As far as easy starting, reliability, simplicity of repair (especially taking apart the carb in the rain to get a dandelion seed out of the mainjet - Bing carbs, were they?), you can't beat them.

Lannis
1 member likes this
by linker48x
linker48x
My dad was a racer and loved singles so I was around 500cc (30.50) singles from the time I could walk—Model 18CS AJS, Ariel Red Hunter, Gold Star Catalina, a couple Velocettes for the street, etc. The rules in our house were, “if you can pick it up if it’s lying on the ground, and if you can start it, then you can ride it.” So I learned really early, like 11 or 12 years old and well under 100 lbs soaking wet, how to pick them up, and how to start them all— how much tickler, valve lifter or not, where to put the piston, where to hold the throttle, how to use my body weight and momentum to roll over the kickstarter with minimal actual weight, each bike was different on every detail, and knowing how got me off a Honda 50 trail bike and onto British iron that much sooner. Fun to think about after all these years, and that stuff still helps make starting my DBD 34 Gold Star a “mostly” reliable process.
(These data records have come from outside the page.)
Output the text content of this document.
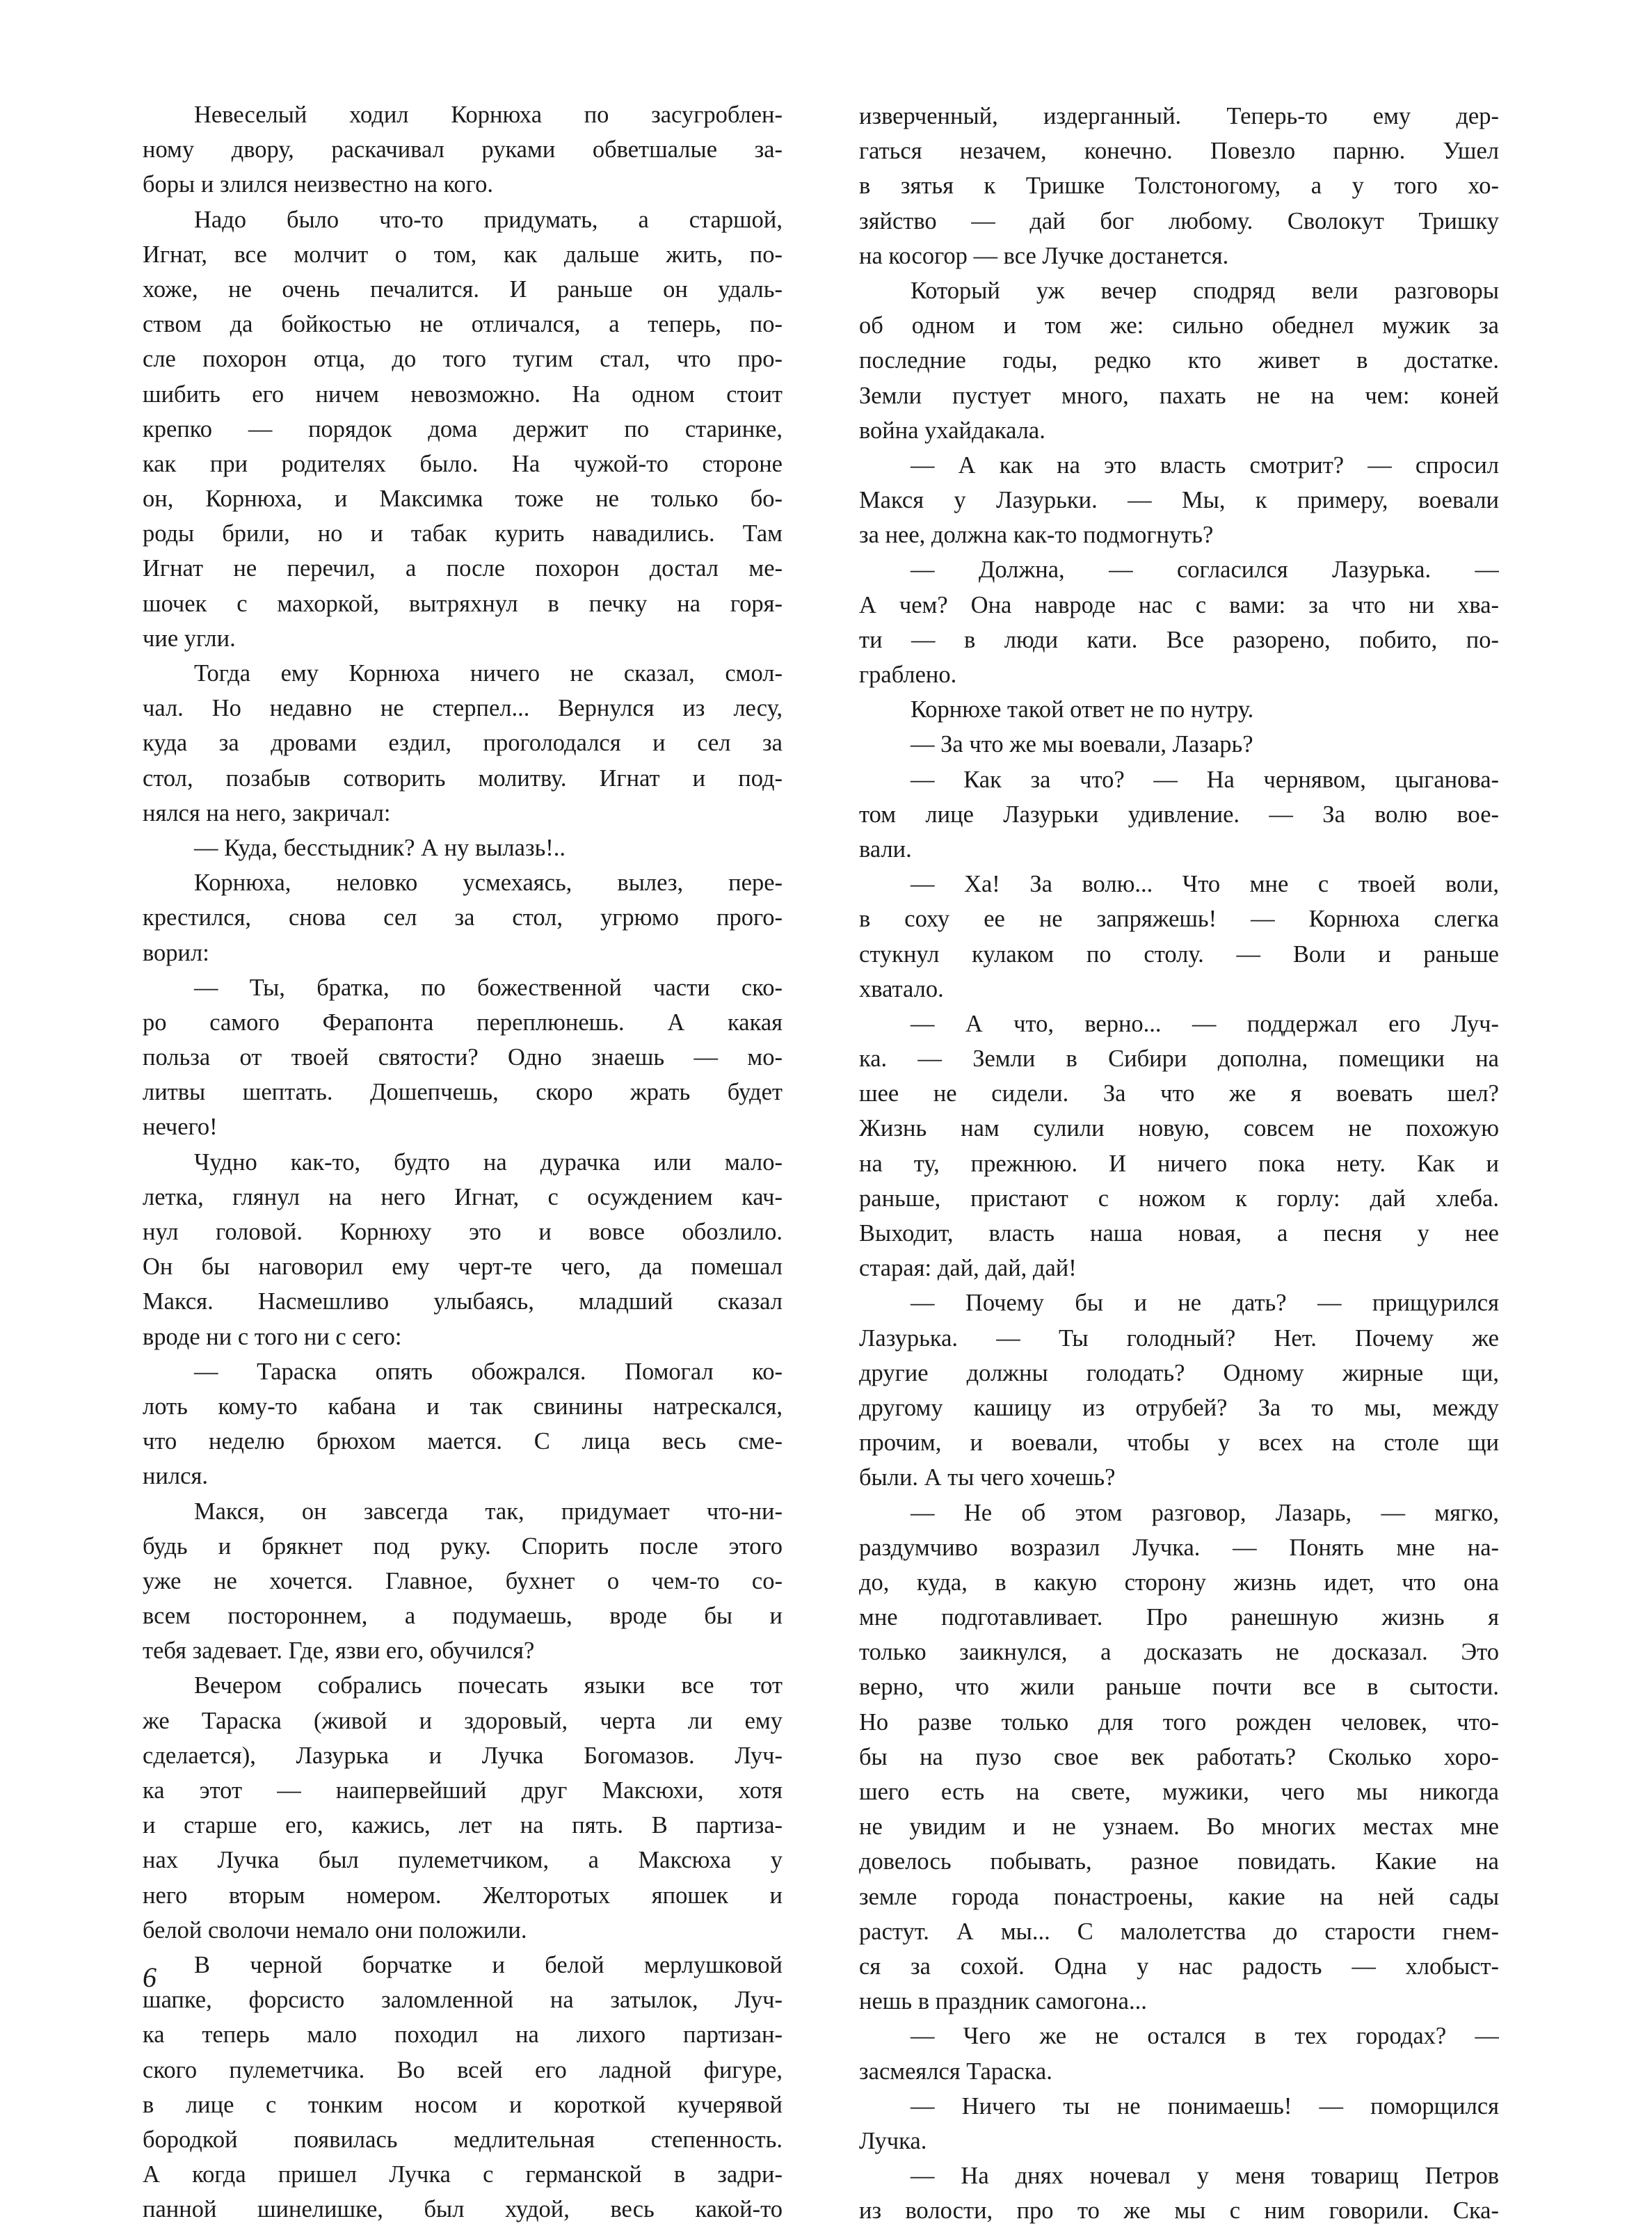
Невеселый ходил Корнюха по засугроблен-
ному двору, раскачивал руками обветшалые за-
боры и злился неизвестно на кого.
Надо было что-то придумать, а старшой,
Игнат, все молчит о том, как дальше жить, по-
хоже, не очень печалится. И раньше он удаль-
ством да бойкостью не отличался, а теперь, по-
сле похорон отца, до того тугим стал, что про-
шибить его ничем невозможно. На одном стоит
крепко — порядок дома держит по старинке,
как при родителях было. На чужой-то стороне
он, Корнюха, и Максимка тоже не только бо-
роды брили, но и табак курить навадились. Там
Игнат не перечил, а после похорон достал ме-
шочек с махоркой, вытряхнул в печку на горя-
чие угли.
Тогда ему Корнюха ничего не сказал, смол-
чал. Но недавно не стерпел... Вернулся из лесу,
куда за дровами ездил, проголодался и сел за
стол, позабыв сотворить молитву. Игнат и под-
нялся на него, закричал:
— Куда, бесстыдник? А ну вылазь!..
Корнюха, неловко усмехаясь, вылез, пере-
крестился, снова сел за стол, угрюмо прого-
ворил:
— Ты, братка, по божественной части ско-
ро самого Ферапонта переплюнешь. А какая
польза от твоей святости? Одно знаешь — мо-
литвы шептать. Дошепчешь, скоро жрать будет
нечего!
Чудно как-то, будто на дурачка или мало-
летка, глянул на него Игнат, с осуждением кач-
нул головой. Корнюху это и вовсе обозлило.
Он бы наговорил ему черт-те чего, да помешал
Макся. Насмешливо улыбаясь, младший сказал
вроде ни с того ни с сего:
— Тараска опять обожрался. Помогал ко-
лоть кому-то кабана и так свинины натрескался,
что неделю брюхом мается. С лица весь сме-
нился.
Макся, он завсегда так, придумает что-ни-
будь и брякнет под руку. Спорить после этого
уже не хочется. Главное, бухнет о чем-то со-
всем постороннем, а подумаешь, вроде бы и
тебя задевает. Где, язви его, обучился?
Вечером собрались почесать языки все тот
же Тараска (живой и здоровый, черта ли ему
сделается), Лазурька и Лучка Богомазов. Луч-
ка этот — наипервейший друг Максюхи, хотя
и старше его, кажись, лет на пять. В партиза-
нах Лучка был пулеметчиком, а Максюха у
него вторым номером. Желторотых япошек и
белой сволочи немало они положили.
В черной борчатке и белой мерлушковой
шапке, форсисто заломленной на затылок, Луч-
ка теперь мало походил на лихого партизан-
ского пулеметчика. Во всей его ладной фигуре,
в лице с тонким носом и короткой кучерявой
бородкой появилась медлительная степенность.
А когда пришел Лучка с германской в задри-
панной шинелишке, был худой, весь какой-то
изверченный, издерганный. Теперь-то ему дер-
гаться незачем, конечно. Повезло парню. Ушел
в зятья к Тришке Толстоногому, а у того хо-
зяйство — дай бог любому. Сволокут Тришку
на косогор — все Лучке достанется.
Который уж вечер сподряд вели разговоры
об одном и том же: сильно обеднел мужик за
последние годы, редко кто живет в достатке.
Земли пустует много, пахать не на чем: коней
война ухайдакала.
— А как на это власть смотрит? — спросил
Макся у Лазурьки. — Мы, к примеру, воевали
за нее, должна как-то подмогнуть?
— Должна, — согласился Лазурька. —
А чем? Она навроде нас с вами: за что ни хва-
ти — в люди кати. Все разорено, побито, по-
граблено.
Корнюхе такой ответ не по нутру.
— За что же мы воевали, Лазарь?
— Как за что? — На чернявом, цыганова-
том лице Лазурьки удивление. — За волю вое-
вали.
— Ха! За волю... Что мне с твоей воли,
в соху ее не запряжешь! — Корнюха слегка
стукнул кулаком по столу. — Воли и раньше
хватало.
— А что, верно... — поддержал его Луч-
ка. — Земли в Сибири дополна, помещики на
шее не сидели. За что же я воевать шел?
Жизнь нам сулили новую, совсем не похожую
на ту, прежнюю. И ничего пока нету. Как и
раньше, пристают с ножом к горлу: дай хлеба.
Выходит, власть наша новая, а песня у нее
старая: дай, дай, дай!
— Почему бы и не дать? — прищурился
Лазурька. — Ты голодный? Нет. Почему же
другие должны голодать? Одному жирные щи,
другому кашицу из отрубей? За то мы, между
прочим, и воевали, чтобы у всех на столе щи
были. А ты чего хочешь?
— Не об этом разговор, Лазарь, — мягко,
раздумчиво возразил Лучка. — Понять мне на-
до, куда, в какую сторону жизнь идет, что она
мне подготавливает. Про ранешную жизнь я
только заикнулся, а досказать не досказал. Это
верно, что жили раньше почти все в сытости.
Но разве только для того рожден человек, что-
бы на пузо свое век работать? Сколько хоро-
шего есть на свете, мужики, чего мы никогда
не увидим и не узнаем. Во многих местах мне
довелось побывать, разное повидать. Какие на
земле города понастроены, какие на ней сады
растут. А мы... С малолетства до старости гнем-
ся за сохой. Одна у нас радость — хлобыст-
нешь в праздник самогона...
— Чего же не остался в тех городах? —
засмеялся Тараска.
— Ничего ты не понимаешь! — поморщился
Лучка.
— На днях ночевал у меня товарищ Петров
из волости, про то же мы с ним говорили. Ска-
6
And it makes starting a twin easy peasey by comparison.

Dad and I also raced cars starting in the early and mid 60’s, and it takes the same sort of touch to get a hopped up car with highly modified SU carburetors or 6 Stromberg 97s started—except it often took two people, LOL. Yup, a whole different deal from hitting the button on an electric start fuel injected engine, and a lot more fun.
1 member likes this
by BeezaBryan
BeezaBryan
Originally Posted by linker48x
The rules in our house were, “if you can pick it up if it’s lying on the ground, and if you can start it, then you can ride it.”

These later days of my life I can manage two out of three with that Enfield.
Starting & riding no problem, in the unlikely event of it lying down I would stand no chance.
The Flash & a Box, now that is a different tale, I can start it, get on it, ride it, stop it and get off it with no danger of embarassment laughing
1 member likes this
by Ob1quixote
Ob1quixote
Yeah, even carburetors are becoming mysterious Olde Teche.

Some of the reactions to my GW converted from 4 carbs to 1 had me as some kinda Guru!
It aint easy, but it aint rocket surgery.